Prati, Giovanni

poeta italiano (Campomaggiore, Trento, 1814-Roma 1884). Patriota convinto, subì carcere ed esili. Nemico di austriacanti e classicisti, sinceramente monarchico, appassionato sostenitore di Carlo Alberto, fu inviso ai democratici, tanto da essere espulso, nel 1848, sia dal Manin a Venezia, sia dal Tommaseo, in Toscana. Trovò allora stabile dimora in Piemonte, grazie alla protezione dei Savoia, che seguì, con lo spostamento della capitale, prima a Firenze e poi a Roma, meritandosi la nomina a senatore e l'ufficio di poeta regio.

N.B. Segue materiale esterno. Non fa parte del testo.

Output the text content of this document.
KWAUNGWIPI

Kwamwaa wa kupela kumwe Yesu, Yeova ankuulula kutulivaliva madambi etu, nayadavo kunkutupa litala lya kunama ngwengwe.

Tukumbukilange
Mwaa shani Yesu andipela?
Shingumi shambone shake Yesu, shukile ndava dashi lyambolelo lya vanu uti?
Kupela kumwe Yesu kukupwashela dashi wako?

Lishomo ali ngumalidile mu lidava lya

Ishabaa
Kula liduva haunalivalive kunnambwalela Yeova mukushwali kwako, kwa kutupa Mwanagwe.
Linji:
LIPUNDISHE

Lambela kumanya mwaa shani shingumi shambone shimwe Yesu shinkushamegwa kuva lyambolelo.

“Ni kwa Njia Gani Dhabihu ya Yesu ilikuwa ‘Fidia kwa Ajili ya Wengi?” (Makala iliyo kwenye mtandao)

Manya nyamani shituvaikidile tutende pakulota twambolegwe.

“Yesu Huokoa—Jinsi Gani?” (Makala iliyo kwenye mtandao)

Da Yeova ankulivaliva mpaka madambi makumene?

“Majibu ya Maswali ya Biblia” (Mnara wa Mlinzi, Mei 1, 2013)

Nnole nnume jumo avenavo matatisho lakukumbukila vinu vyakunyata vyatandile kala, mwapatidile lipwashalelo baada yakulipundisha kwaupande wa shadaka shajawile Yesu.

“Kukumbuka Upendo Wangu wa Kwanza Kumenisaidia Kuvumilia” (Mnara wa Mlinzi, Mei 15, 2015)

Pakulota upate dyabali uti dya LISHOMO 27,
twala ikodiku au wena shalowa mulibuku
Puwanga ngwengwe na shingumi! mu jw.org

Poeta di vena facile e abbondante, godette immensa popolarità in Italia sino al 1860. Incarnò il tipo convenzionale del poeta romantico, volto all'esaltazione della patria e della donna, capace di ogni slancio eroico, ma incline, al tempo stesso, alla più malinconica delle elegie. Immensa la sua produzione: Edmenegarda (1841), elegia in versi ispirata al dramma borghese della sorella di Daniele Manin, Canti lirici (1843), Canti per il popolo (1843), Ballate, i poemi Rodolfo (1853) e Armando (1868), biografie sentimentali dell'eroe romantico, di ispirazione goethiana e byroniana, sono alcune delle sue opere più significative. L'incapacità di approfondire un vero discorso poetico e di liberarsi dalla retorica più convenzionale spiegano, col mutare dei gusti e dei tempi, il rapido calo della sua popolarità dopo il 1860, tanto che le sue opere migliori, Psiche (1876) e Iside (1878), pur ricche di spunti e precorrimenti nuovi, passarono nell'indifferenza e nella disattenzione. In queste raccolte Prati, abbandonata l'ormai consunta tematica, ripiegò verso moduli più intimi e quotidiani, esprimendo le sue evasioni fantastiche in forme idilliche e arcane.